Reste, enfin, une troisième catégorie d’actes, qui intéresse directement l’arrêt commenté. Il s’agit des actes pris par les bureaux ou les présidents des assemblées parlementaires dans le cadre de la gestion interne de leur assemblée respective. Ces actes ne doivent être confondus ni avec les actes législatifs ni avec les actes de gouvernement. Ils ne constituent pas des actes législatifs puisqu’ils ne peuvent être rattachés à la conduite de la procédure d’adoption des lois. Ils ne constituent pas non des actes de gouvernement car ils sont purement internes aux assemblées alors que la catégorie évoquée tend plutôt à recenser les actes qui mettent en cause les relations entre pouvoirs constitutionnels.
Le refus de contrôler les actes parlementaire est ancien. On peut le faire remonter à l’arrêt CE 15 novembre 1872, Carrey de Bellamare. Le Conseil considère que ces actes se situent en dehors du « domaine de l’appréciation des tribunaux ». On peut ainsi mentionner, parmi eux, les décisions de réglementation de l’accès du public aux salles des débats (CE, 24 novembre 1882, Merly). Le Conseil d’État juge qu’un rapport d’enquête parlementaire n’est pas un acte administratif (CE 30 mars 2001, Association du Vajra Triomphant ). L’élection de deux membres de l’Assemblée à siéger au Parlement européen n’est pas non plus susceptible de recours (CE 22 mai 2012, Dupré). Le contentieux des pensions est également exclu de prétoire (CE 27 mars 1996, Antagnac).

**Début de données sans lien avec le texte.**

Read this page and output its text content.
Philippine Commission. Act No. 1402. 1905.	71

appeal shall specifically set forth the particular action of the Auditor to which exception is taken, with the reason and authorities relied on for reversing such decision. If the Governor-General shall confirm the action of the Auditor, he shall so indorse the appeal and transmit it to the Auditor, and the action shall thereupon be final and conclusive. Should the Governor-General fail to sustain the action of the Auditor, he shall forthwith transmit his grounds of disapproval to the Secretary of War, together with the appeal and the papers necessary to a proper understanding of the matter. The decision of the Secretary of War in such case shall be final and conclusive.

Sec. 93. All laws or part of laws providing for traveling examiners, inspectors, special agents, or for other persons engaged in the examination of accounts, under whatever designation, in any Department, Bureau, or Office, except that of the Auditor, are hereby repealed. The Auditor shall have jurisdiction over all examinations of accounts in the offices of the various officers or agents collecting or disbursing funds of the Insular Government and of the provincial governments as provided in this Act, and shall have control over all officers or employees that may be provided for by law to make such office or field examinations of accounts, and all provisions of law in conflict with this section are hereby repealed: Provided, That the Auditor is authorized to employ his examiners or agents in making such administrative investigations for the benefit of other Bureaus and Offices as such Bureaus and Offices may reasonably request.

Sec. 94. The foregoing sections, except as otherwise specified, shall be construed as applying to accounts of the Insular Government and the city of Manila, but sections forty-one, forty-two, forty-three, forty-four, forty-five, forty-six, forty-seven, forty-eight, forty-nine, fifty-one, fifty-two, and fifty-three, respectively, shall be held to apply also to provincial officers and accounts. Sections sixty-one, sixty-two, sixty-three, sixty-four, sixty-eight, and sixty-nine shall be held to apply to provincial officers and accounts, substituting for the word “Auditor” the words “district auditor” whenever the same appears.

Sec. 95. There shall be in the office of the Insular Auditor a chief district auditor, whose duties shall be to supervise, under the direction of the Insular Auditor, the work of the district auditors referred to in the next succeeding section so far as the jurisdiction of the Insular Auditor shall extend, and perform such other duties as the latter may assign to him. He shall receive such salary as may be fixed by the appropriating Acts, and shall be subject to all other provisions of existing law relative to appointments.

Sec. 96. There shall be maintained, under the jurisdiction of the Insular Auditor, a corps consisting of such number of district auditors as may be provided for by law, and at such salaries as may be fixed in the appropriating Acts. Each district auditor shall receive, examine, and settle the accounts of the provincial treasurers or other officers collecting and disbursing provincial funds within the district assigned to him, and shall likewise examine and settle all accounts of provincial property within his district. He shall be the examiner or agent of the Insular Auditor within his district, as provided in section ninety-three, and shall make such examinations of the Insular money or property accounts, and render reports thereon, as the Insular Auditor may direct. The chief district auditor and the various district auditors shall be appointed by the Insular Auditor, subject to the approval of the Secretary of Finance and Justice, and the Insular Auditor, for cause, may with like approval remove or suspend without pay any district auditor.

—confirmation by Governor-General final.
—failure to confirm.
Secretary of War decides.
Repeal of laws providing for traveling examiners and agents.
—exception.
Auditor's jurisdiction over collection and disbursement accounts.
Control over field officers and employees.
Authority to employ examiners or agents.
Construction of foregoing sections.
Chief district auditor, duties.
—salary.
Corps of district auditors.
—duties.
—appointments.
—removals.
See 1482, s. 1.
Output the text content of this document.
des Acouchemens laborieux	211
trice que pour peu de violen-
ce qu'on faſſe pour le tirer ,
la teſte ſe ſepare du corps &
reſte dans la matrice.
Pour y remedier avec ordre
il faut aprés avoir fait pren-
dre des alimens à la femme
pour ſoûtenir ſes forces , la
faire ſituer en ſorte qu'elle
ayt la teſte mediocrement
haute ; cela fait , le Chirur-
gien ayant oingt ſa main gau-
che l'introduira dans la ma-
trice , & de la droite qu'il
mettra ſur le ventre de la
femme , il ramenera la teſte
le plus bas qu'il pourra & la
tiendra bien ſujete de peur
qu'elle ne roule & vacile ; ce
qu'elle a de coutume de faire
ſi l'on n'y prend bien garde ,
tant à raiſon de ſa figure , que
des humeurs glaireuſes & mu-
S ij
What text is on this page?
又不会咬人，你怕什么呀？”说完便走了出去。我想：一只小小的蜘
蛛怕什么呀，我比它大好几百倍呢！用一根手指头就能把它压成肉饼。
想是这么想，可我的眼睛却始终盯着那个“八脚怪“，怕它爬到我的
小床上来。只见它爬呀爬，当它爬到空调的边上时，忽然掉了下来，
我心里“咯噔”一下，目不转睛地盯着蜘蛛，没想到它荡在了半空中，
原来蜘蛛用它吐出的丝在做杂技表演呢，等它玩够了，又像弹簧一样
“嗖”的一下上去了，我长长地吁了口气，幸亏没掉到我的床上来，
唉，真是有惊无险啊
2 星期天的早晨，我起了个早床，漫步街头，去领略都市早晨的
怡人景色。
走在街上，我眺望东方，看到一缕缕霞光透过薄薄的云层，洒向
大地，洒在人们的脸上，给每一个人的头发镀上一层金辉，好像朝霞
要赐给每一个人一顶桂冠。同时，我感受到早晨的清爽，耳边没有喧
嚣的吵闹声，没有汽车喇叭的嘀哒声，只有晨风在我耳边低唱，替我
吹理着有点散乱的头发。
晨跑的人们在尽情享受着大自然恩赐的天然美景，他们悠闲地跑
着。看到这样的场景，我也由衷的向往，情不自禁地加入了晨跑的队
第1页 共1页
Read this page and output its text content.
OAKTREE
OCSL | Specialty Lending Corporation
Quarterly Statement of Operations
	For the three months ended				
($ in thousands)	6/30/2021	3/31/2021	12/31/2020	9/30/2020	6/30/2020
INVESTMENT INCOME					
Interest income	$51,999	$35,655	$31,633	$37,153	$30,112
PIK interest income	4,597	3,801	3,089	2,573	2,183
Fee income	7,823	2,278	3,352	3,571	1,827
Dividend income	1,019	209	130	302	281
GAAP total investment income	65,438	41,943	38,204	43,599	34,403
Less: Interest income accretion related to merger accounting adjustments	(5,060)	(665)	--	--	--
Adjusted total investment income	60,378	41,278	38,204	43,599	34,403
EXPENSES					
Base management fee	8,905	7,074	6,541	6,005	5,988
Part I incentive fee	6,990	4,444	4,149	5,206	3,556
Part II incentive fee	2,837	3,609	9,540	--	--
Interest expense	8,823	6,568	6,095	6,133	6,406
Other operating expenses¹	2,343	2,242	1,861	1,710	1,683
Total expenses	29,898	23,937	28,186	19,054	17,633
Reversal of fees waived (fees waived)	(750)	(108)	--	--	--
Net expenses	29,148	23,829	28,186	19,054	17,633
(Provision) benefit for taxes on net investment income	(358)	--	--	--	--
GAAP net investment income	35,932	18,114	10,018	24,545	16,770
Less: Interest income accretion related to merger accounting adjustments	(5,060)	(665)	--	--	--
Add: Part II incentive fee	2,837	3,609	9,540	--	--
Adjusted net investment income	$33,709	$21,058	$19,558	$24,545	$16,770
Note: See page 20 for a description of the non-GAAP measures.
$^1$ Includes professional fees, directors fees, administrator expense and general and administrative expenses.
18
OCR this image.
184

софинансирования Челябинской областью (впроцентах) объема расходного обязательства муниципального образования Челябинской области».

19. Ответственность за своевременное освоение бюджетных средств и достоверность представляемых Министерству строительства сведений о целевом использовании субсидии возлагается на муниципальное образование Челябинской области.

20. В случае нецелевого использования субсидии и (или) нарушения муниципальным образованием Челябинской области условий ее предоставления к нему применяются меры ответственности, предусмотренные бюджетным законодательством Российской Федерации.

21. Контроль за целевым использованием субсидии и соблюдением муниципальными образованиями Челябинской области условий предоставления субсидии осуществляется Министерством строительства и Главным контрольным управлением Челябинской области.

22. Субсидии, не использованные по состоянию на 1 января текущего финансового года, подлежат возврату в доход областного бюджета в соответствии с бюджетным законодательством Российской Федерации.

À l’inverse, on doit mentionner qu’en général, les décisions relatives aux bâtiments et plus précisément aux travaux sur ces bâtiments peuvent être connues par le juge administratif (CE 3 février 1899, Joly : pour la demande de paiement par un architecte de ses honoraires relatifs à la construction de la salle des séances du Palais-Bourbon). On doit aussi mentionner que le Conseil constitutionnel est compétent pour contrôler les règlements des assemblées parlementaires. Cette compétence doit être exercée de façon obligatoire, aux termes de l’article 61 de la Constitution.
Plusieurs justifications peuvent être apportées au refus du juge administratif de contrôler ces actes. La séparation des pouvoirs est valable pour certaines des catégories mentionnées (1). Pour autant, la cause essentielle de ces exclusions du contrôle doit être recherchée dans les ambiguïtés de la notion d’acte administratif (2).
La séparation des pouvoirs est un trait essentiel de l’État démocratique moderne, État de droit. Conceptualisé dès le XVIIème siècle, il postule le respect des prérogatives propres à chacun des pouvoirs, sous réserve de l’exercice par chacun d’eux des fonctions de contre-pouvoirs qu’ils peuvent devoir assumer. La situation est, en France, particulière, puisque la justice n’a jamais été reconnue comme un pouvoir, à l’équivalent des pouvoirs législatif ou exécutif, mais simplement comme une autorité. On trouve trace de cette idée dans le principe, formalisé par Portalis, selon lequel le juge est « la bouche de la loi ». Le juge doit appliquer la loi, sans pouvoir y renoncer pour des motifs non juridiques. D’ailleurs, le Code civil prohibe toujours les arrêts de règlement (art. 5) : « Il est défendu aux juges de prononcer par voie de disposition générale et réglementaire sur les causes qui leur sont soumises ». C’est la raison pour laquelle, l’autorité de la chose jugée est circonscrite dans des limites strictes.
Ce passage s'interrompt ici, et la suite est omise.